Perché Bari è finita nei trending topic di Twitter

Per lungo tempo, fra i misteri meglio conservati della del web, ci sono stati i famosi “trending topic” di Twitter. Naturalmente, a parte il perché Ashton Kutcher abbia qualcosa come 4 milioni di follower (secutieddrhi) in più rispetto a sua moglie (che è Demi Moore, mica la figlia di Lino Banfi).

Considerati da molti le risposte ai principali problemi dell’esistenza – o quantomeno della giornata – questi “trending topic” (“temi di tendenza”), sono dieci serie di parole chiave al dì, selezionate automaticamente attraverso speciali algoritmi fra quelle più ricorrenti negli oltre 100 milioni di messaggi che, quotidianamente, gli utenti di Twitter si scambiano sui loro smartphone e sui loro computer.

Naturalmente, ai TT concorrono da sempre solo eventi di primo piano come guerre civili in zone subsahariane, elezioni presidenziali nordamericane, divorzi lampo di Kim Kardashian, concetti come VascoMerda e scapezzolamenti in diretta di Britney Spears.

Nel giro di qualche anno i trending topic sono passati da oggetto di venerazione da parte della solita casta di smanettoni, a strumento di marketing per i grandi brand, pronti a sborsare fior di dollari per accaparrarsi i cosiddetti “paid trending topic” (i trend a pagamento), delle vere e proprie inserzioni pubblicitarie in forma di breve testo camuffate da TT (il primo è stato aggiudicato alla Disney).

Da quando Jack Dorsey (fondatore di Twitter) e compagnia hanno deciso di rivelare al mondo almeno qualcuno dei segreti dietro al funzionamento dei TT, nulla è più stato come prima. E’ stato rivelato che i trending topic corrispondono agli argomenti che sono discussi su Twitter più in un dato momento che mai, prima. Dunque non sono soltanto gli argomenti più citati, ma i più citati fra quelli in qualche misura “emergenti”. L’incremento che li rende “trending” deve essere repentino ed esponenziale.
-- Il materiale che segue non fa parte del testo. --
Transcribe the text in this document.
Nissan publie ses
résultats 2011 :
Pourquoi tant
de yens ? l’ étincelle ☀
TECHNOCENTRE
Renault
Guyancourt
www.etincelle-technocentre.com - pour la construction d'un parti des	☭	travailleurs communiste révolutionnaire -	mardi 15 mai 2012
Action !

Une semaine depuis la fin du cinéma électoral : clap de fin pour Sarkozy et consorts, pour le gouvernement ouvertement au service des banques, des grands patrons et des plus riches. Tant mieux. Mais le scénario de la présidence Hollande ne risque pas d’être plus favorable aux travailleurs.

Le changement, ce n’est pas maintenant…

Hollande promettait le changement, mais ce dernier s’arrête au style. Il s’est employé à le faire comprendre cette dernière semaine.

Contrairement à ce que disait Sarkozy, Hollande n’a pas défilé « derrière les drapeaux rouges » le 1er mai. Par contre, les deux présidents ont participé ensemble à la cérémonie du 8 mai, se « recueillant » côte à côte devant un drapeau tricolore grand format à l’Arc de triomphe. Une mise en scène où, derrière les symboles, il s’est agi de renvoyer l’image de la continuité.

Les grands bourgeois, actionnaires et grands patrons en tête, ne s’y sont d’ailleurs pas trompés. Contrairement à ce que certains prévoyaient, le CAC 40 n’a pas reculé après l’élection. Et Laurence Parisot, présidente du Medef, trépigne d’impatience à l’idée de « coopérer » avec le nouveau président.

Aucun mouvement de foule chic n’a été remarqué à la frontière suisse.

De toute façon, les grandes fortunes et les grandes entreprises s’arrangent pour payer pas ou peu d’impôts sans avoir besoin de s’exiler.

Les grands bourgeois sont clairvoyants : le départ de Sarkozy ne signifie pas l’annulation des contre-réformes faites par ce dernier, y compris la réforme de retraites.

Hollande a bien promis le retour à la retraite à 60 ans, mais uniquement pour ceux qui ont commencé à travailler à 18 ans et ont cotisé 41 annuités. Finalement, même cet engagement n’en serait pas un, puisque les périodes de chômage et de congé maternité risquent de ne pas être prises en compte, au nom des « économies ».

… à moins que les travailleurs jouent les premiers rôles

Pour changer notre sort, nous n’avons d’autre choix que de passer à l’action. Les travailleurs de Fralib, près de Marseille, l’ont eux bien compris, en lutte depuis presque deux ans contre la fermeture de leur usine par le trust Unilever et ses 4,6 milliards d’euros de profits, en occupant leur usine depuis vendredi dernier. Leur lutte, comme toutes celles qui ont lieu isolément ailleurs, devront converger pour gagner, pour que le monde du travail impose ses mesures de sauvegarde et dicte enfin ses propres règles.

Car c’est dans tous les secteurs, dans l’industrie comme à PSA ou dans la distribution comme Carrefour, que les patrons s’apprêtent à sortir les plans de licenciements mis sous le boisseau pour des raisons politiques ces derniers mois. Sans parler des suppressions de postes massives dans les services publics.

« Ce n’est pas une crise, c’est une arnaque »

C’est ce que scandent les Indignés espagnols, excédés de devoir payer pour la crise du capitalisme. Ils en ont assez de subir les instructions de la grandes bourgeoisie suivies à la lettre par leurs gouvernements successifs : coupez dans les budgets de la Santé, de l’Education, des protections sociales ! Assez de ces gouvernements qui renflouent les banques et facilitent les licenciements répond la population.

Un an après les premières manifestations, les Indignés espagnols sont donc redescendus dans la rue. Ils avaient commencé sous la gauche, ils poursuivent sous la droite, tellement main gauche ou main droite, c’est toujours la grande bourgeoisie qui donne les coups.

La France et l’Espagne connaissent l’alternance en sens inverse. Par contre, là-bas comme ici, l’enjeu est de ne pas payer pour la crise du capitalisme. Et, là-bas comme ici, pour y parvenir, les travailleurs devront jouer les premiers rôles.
Quando gli algoritmi che regolano i TT sono stati regionalizzati, al punto che 10 TT italiani, in un modo o nell’altro, vanno portati a casa ogni giorno, la corsa alla strumentalizzazione di questa funzione di Twitter anche nel Bel Paese è stata vista subito come una miniera d’ora da parte di hacker e conoscitori di social media (quelli che avevano scoperto Twitter per primi, per intenderci, poi spodestati dal grigio diluvio mainstream della massa tweettante). Gente che voleva concorrere – a ragione o meno – a mettere in ridicolo la massa che, sul “loro” Twitter, passa il giorno a parlare di Justin Bieber, quando un tempo lì era tutta campagna (vale a dire: linguaggi di programmazione e lotta fra browser di Linux).

Fra la notte di sabato 29 e domenica 30 ottobre un vero e proprio atto di vandalismo socialmediatico è stato portato avanti con pazienza, dopo giorni e giorni di preparazione – giacché prima di sferrare l’attacco finale è necessaria riflessione o soprattutto coordinazione, considerato che si hanno solo poche ore per imporre un TT.

Si sono imposti come trending topic italiani di Twitter espressioni come “Quanto odi le doppie punte?”, “Dove avresti voluto abitare?” e l’ormai famigerata “Vorresti vivere a Bari?”. La maggior parte dei tweet, scritti principalmente in italiano e in inglese, che si ponevano queste fondamentali domande, ora è stato cancellato dalla faccia di Twitter in quanto atti di spamming.

Quel che resta è il dubbio se un TT come quello riguardante il nostro capoluogo regionale possa essere stato usato come veicolo di marketing dell’orgoglio barese e dunque creato da  devoti di San Nicola; oppure se invece non sia da annoverarsi fra le abituali “facezie” che dominano e dominavano in quella notte la lista dei topic. E dunque la burla di leccesi.